Thursday 14 January 2016

McPanto

Otherwise known as the Young Vic version of Macbeth. The Young Vic likes to be different, sometimes mistaking change for flair, so while the Globe made a gore fest of Macbeth, the Young Vic added a lot of rather pretentious music & movement interludes. At least I made it all the way through, unlike the Globe effort a few years back, which saw my second life-time, half-time exit from a theatrical production. See reference 1.

The train from Epsom included a young female cruncher-muncher sitting opposite me and a young male with a full head tattoo a bit further away - so full head that I wondered how you could safely do a needle job behind the ears, where the skull comes very close to the surface. Not for me, thank you very much.

The theatre and its associated facilities were very full of bright, mostly young things when I arrived so I repaired to the nearby and new-to-me pub called the Ring, just by Borough tube station. Busy and rather good, perhaps helped along by undergraduates from the nearby outpost of Lewisham University, aka LESOCO. Lots of boxing pictures - there was, I think, a real connection - and they were even able to manage a very decent Piquepoul blanc, something I had not come across before.

On the way back from the pub I came across Calder Books, a shop I had not visited or thought of for a very long time. But in their window they had the same volume three of the handsome yellow, soft back edition of the selected works of Mao Tse-tung (as he was spelt in my younger days) as I had owned in my younger days. All very nostalgic, despite the reputation Mao has since - deservedly - acquired.

The full Young Vic, for a change, was arranged as a proscenium arch theatre, with a cunning set which made one think underground bunker - which was, I think, the idea, and starting out as a field dressing station. This modern dress production also contained a rather ridiculous, spivvy Duncan. Middle aged and crass, not a hint of the angelic about him. See Act I, Scene VII, Line 19.

The witches took the form of three young women, stripped to their small-clothes and probably ballet trained. They provided, or at the least provided the balletic core of, a number of more or less irrelevant ballet numbers through the course of the show.

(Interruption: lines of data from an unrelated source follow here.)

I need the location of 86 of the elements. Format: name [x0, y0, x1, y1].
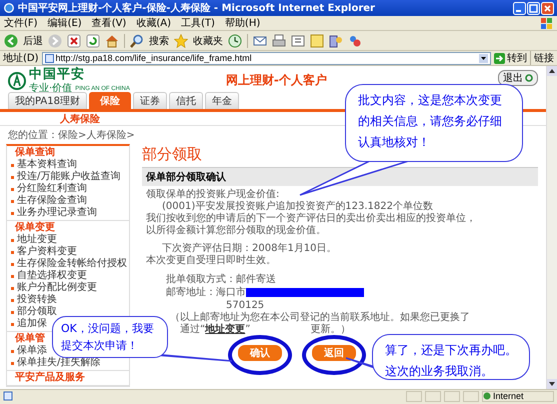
- highlight-circle: [228, 335, 292, 375]
- mail-icon[interactable]: [253, 34, 267, 48]
- page-icon: [3, 391, 13, 401]
- windows-logo-icon[interactable]: [540, 16, 553, 30]
- sidebar-link[interactable]: 地址变更: [17, 234, 57, 246]
- globe-icon: [483, 392, 491, 400]
- star-icon[interactable]: [174, 34, 188, 48]
- address-field[interactable]: http://stg.pa18.com/life_insurance/life_frame.html: [42, 52, 491, 64]
- info-text: 领取保单的投资账户现金价值:: [146, 189, 280, 200]
- scroll-up-icon[interactable]: [547, 66, 557, 76]
- close-icon[interactable]: [541, 2, 554, 14]
- info-text: 以所得金额计算您部分领取的现金价值。: [146, 225, 326, 236]
- address-change-link[interactable]: 地址变更: [205, 324, 246, 335]
- sidebar-link[interactable]: 投资转换: [17, 294, 57, 306]
- menu-item[interactable]: 工具(T): [181, 16, 215, 30]
- sidebar-link[interactable]: 部分领取: [17, 306, 57, 318]
- note-text: （以上邮寄地址为您在本公司登记的当前联系地址。如果您已更换了: [169, 312, 471, 323]
- info-text: (0001)平安发展投资账户追加投资资产的123.1822个单位数: [162, 201, 433, 212]
- sidebar-heading: 保单查询: [14, 147, 56, 158]
- sidebar-link[interactable]: 账户分配比例变更: [17, 282, 97, 294]
- search-icon[interactable]: [130, 34, 144, 48]
- minimize-icon[interactable]: [513, 2, 526, 14]
- note-text: 更新。）: [310, 324, 350, 335]
- sidebar-link[interactable]: 分红险红利查询: [17, 183, 87, 195]
- logo-tagline: 专业·价值: [29, 82, 72, 94]
- sidebar-heading: 保单变更: [14, 222, 56, 234]
- logo-text: 中国平安: [29, 66, 86, 82]
- field-label: 邮寄地址：: [166, 286, 216, 299]
- favorites-button[interactable]: 收藏夹: [193, 34, 223, 48]
- field-value: 邮件寄送: [236, 273, 276, 286]
- nav-tab[interactable]: 我的PA18理财: [8, 92, 87, 109]
- sidebar-link[interactable]: 自垫选择权变更: [17, 270, 87, 282]
- go-arrow-icon[interactable]: [494, 52, 505, 64]
- scrollbar[interactable]: [546, 66, 557, 389]
- info-text: 本次变更自受理日即时生效。: [146, 255, 276, 266]
- search-button[interactable]: 搜索: [149, 34, 169, 48]
- edit-icon[interactable]: [291, 34, 305, 48]
- zone-label: Internet: [493, 391, 524, 401]
- sidebar-link[interactable]: 业务办理记录查询: [17, 207, 97, 219]
- scroll-down-icon[interactable]: [547, 379, 557, 389]
- dropdown-icon[interactable]: [479, 54, 488, 62]
- refresh-icon[interactable]: [86, 34, 100, 48]
- back-button[interactable]: 后退: [23, 34, 43, 48]
- maximize-icon[interactable]: [527, 2, 540, 14]
- nav-tab[interactable]: 信托: [168, 92, 203, 109]
- page-icon: [44, 54, 54, 62]
- printer-icon[interactable]: [272, 34, 286, 48]
- highlight-circle: [302, 335, 366, 375]
- menu-item[interactable]: 帮助(H): [224, 16, 260, 30]
- page-title: 部分领取: [142, 144, 202, 164]
- go-button[interactable]: 转到: [507, 51, 527, 65]
- sidebar-heading: 平安产品及服务: [14, 372, 86, 384]
- note-text: 通过“: [180, 324, 206, 335]
- field-label: 批单领取方式：: [166, 273, 236, 286]
- menu-item[interactable]: 收藏(A): [136, 16, 171, 30]
- sidebar-link[interactable]: 保单添: [17, 345, 47, 357]
- site-heading: 网上理财-个人客户: [226, 72, 328, 89]
- menu-item[interactable]: 查看(V): [92, 16, 126, 30]
- nav-tab[interactable]: 年金: [204, 92, 239, 109]
- nav-tab[interactable]: 证券: [132, 92, 167, 109]
- field-value: 570125: [226, 299, 264, 312]
- sidebar-link[interactable]: 生存保险金转帐给付授权: [17, 258, 127, 270]
- menu-item[interactable]: 文件(F): [4, 16, 38, 30]
- panel-header: 保单部分领取确认: [142, 167, 538, 186]
- breadcrumb: 您的位置：保险>人寿保险>: [8, 130, 135, 141]
- history-icon[interactable]: [228, 34, 242, 48]
- links-button[interactable]: 链接: [534, 51, 554, 65]
- address-label: 地址(D): [3, 52, 39, 65]
- sidebar-link[interactable]: 基本资料查询: [17, 159, 77, 171]
- note-text: ”: [245, 324, 250, 335]
- subnav-link[interactable]: 人寿保险: [60, 112, 100, 125]
- logo-icon: [8, 72, 26, 90]
- stop-icon[interactable]: [67, 34, 81, 48]
- logout-button[interactable]: 退出: [498, 70, 538, 86]
- info-text: 下次资产评估日期：2008年1月10日。: [162, 243, 337, 254]
- window-title: 中国平安网上理财-个人客户-保险-人寿保险 - Microsoft Internet Explorer: [18, 1, 376, 15]
- field-value: 海口市: [216, 286, 246, 299]
- sidebar-link[interactable]: 客户资料变更: [17, 246, 77, 258]
- exit-icon: [525, 74, 533, 82]
- menu-item[interactable]: 编辑(E): [48, 16, 82, 30]
- sidebar-heading: 保单管: [14, 333, 46, 344]
- sidebar-link[interactable]: 追加保: [17, 318, 47, 330]
- home-icon[interactable]: [105, 34, 119, 48]
- sidebar-link[interactable]: 投连/万能账户收益查询: [17, 171, 120, 183]
- info-text: 我们按收到您的申请后的下一个资产评估日的卖出价卖出相应的投资单位，: [146, 213, 476, 224]
- sidebar-link[interactable]: 生存保险金查询: [17, 195, 87, 207]
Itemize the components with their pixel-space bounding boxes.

The cast had been instructed to speak their important lines slow so that we could understand them, with the down side noticed at Henry IV that a lot of their poetic force was lost. Others were gabbled. Plus, a lot of the lines had been cut, to get the whole thing, including ballet, down to two hours without an interval. So we lost, for example, most of the porter scene and the speech in the murderers scene which starts 'Ay, in the catalogue ye go for men'.

The 'But I must also feel it as a man' scene fell a bit flat and I dare say most of it was cut. But Macduff's abandonment of his wife and children did come across. While Macbeth's despair when he lost his wife did not. He had lost the will to live and chose not to stand the siege - which he could well have - choosing to die with harness on his back. The importance of this last to an early modern audience being lost, as was Siward's concern that his son's death wound should be front rather than back.

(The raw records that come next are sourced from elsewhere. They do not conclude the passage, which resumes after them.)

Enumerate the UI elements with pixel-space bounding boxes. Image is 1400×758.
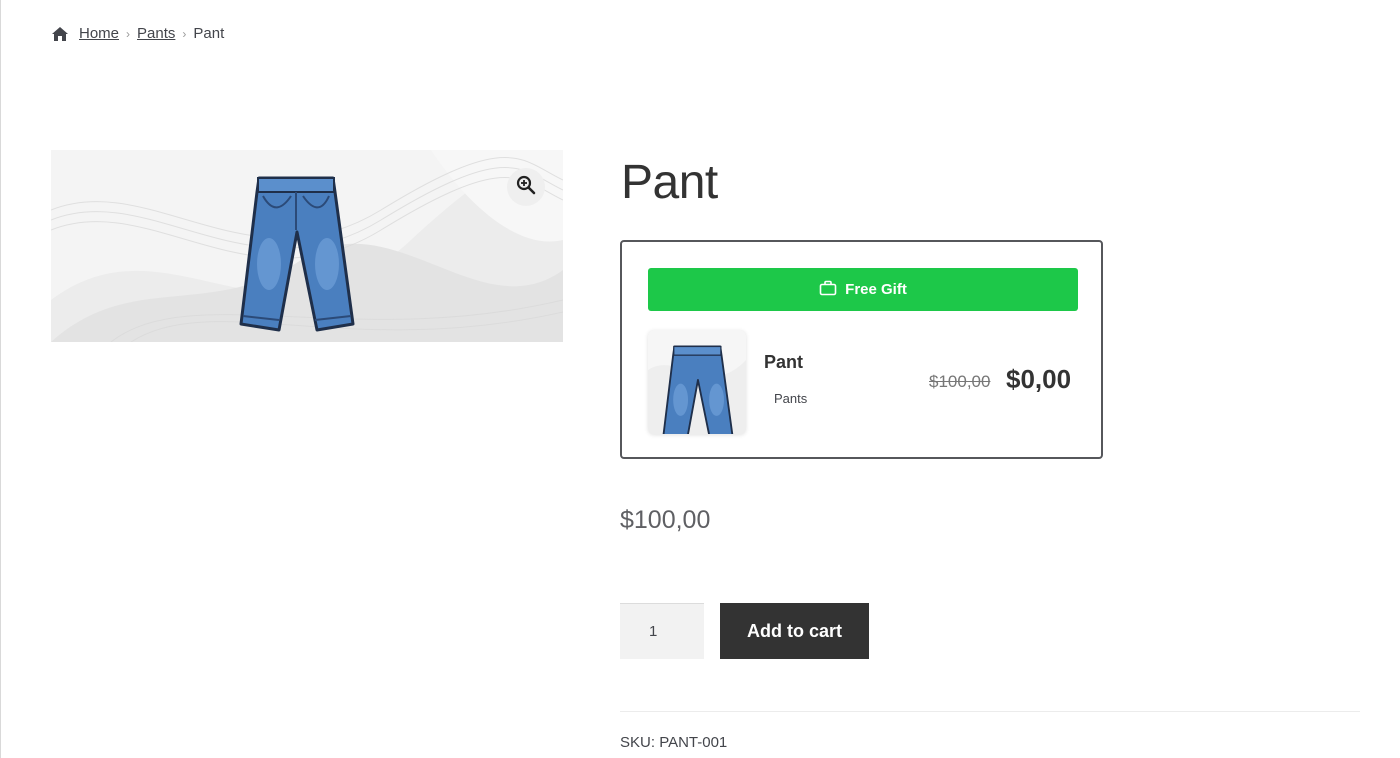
gift-sale-price: $0,00 — [1006, 364, 1072, 394]
breadcrumb-separator: › — [182, 26, 187, 41]
free-gift-box: Free Gift Pant Pants $100,00 $0,00 — [620, 240, 1103, 459]
sku-label: SKU: — [620, 734, 656, 751]
zoom-in-icon — [516, 175, 536, 200]
product-title: Pant — [621, 156, 718, 209]
quantity-input[interactable] — [620, 603, 704, 659]
sku-value: PANT-001 — [659, 734, 728, 751]
page-left-border — [0, 0, 1, 758]
add-to-cart-button[interactable]: Add to cart — [720, 603, 869, 659]
breadcrumb: Home › Pants › Pant — [51, 25, 224, 42]
gift-product-name: Pant — [764, 352, 804, 372]
breadcrumb-separator: › — [126, 26, 131, 41]
free-gift-banner[interactable]: Free Gift — [648, 268, 1078, 311]
gift-product-thumbnail[interactable] — [648, 330, 746, 434]
product-image[interactable] — [51, 150, 563, 342]
zoom-button[interactable] — [507, 168, 545, 206]
gift-product-category: Pants — [774, 391, 808, 406]
divider — [620, 711, 1360, 712]
gift-bag-icon — [819, 280, 837, 300]
home-icon — [51, 26, 69, 42]
breadcrumb-home-link[interactable]: Home — [79, 25, 119, 42]
breadcrumb-current: Pant — [193, 25, 225, 42]
free-gift-label: Free Gift — [845, 281, 907, 298]
jeans-illustration — [239, 176, 355, 332]
gift-original-price: $100,00 — [929, 372, 991, 391]
breadcrumb-pants-link[interactable]: Pants — [137, 25, 175, 42]
product-meta: SKU: PANT-001 — [620, 734, 727, 751]
product-price: $100,00 — [620, 506, 711, 534]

Rather than refer back to the bloody deeds of Mao, the production referred to the present, to the mistreatment of the prisoners on both sides in Iraq and elsewhere. Lots of hoods and beheadings. Perhaps it would have been more appropriate to refer back to the equally bloody time of religious strife in Scotland, not many decades after the play was written, in the late seventeenth century, and which, as it happens, I have just read about in a stray copy of the TLS. Ask google about the killing times in Scotland to read all about it.

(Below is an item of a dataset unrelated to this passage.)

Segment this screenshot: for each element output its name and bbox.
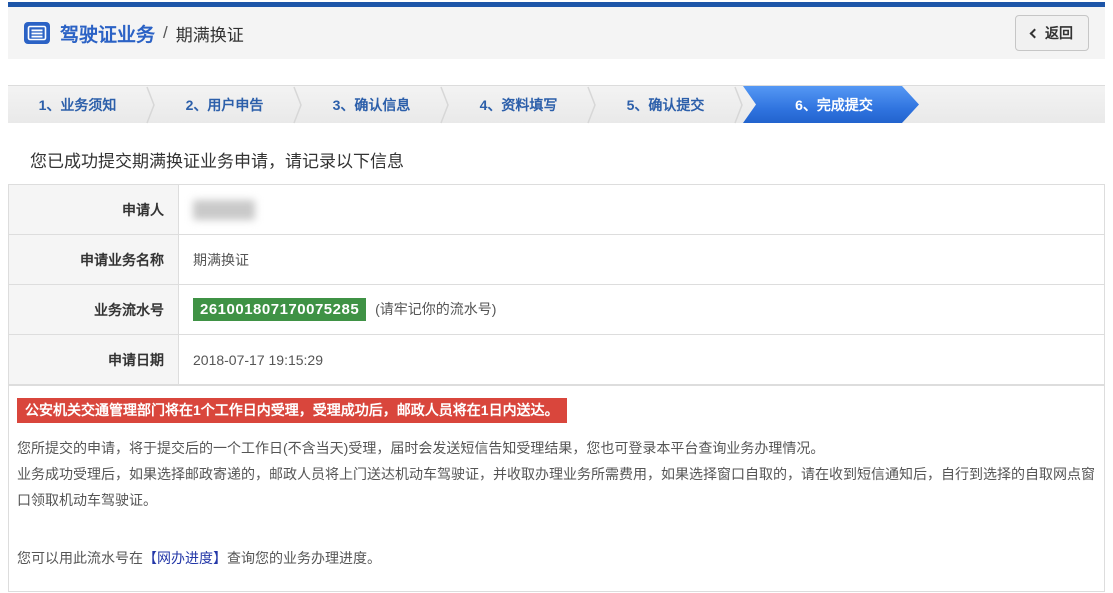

Despite all this, both Macbeth (John Heffernan) and his wife (Anna Maxwell Martin) appeared to have real talent, badly directed. They both had, inter alia, admirably mobile faces. A real sense of raw ambition and throne-greed getting the better of them. Notwithstanding, Macbeth did not project the power of a fighting man - which Banquo did manage. More the ambivalence of a Hamlet.

And thinking of throne-greed, I associate now to the one-time director of LSE, also one-time principal of the College of Rhodesia and Nyasaland, who reported that his students, in what is now Zimbabwe, knew all about throne-greed. Macbeth was a play that they related to. A remark which would count as racist now?

PS: the occasion was graced by the presence of her Grace the Dame of Barnaby, lately the wife of John Nettles in Midsomer Murders. Very tall, middle of the second row, complete with courtiers. At least I think it was her. And there were a few other luvvy-looking types in the otherwise very young audience.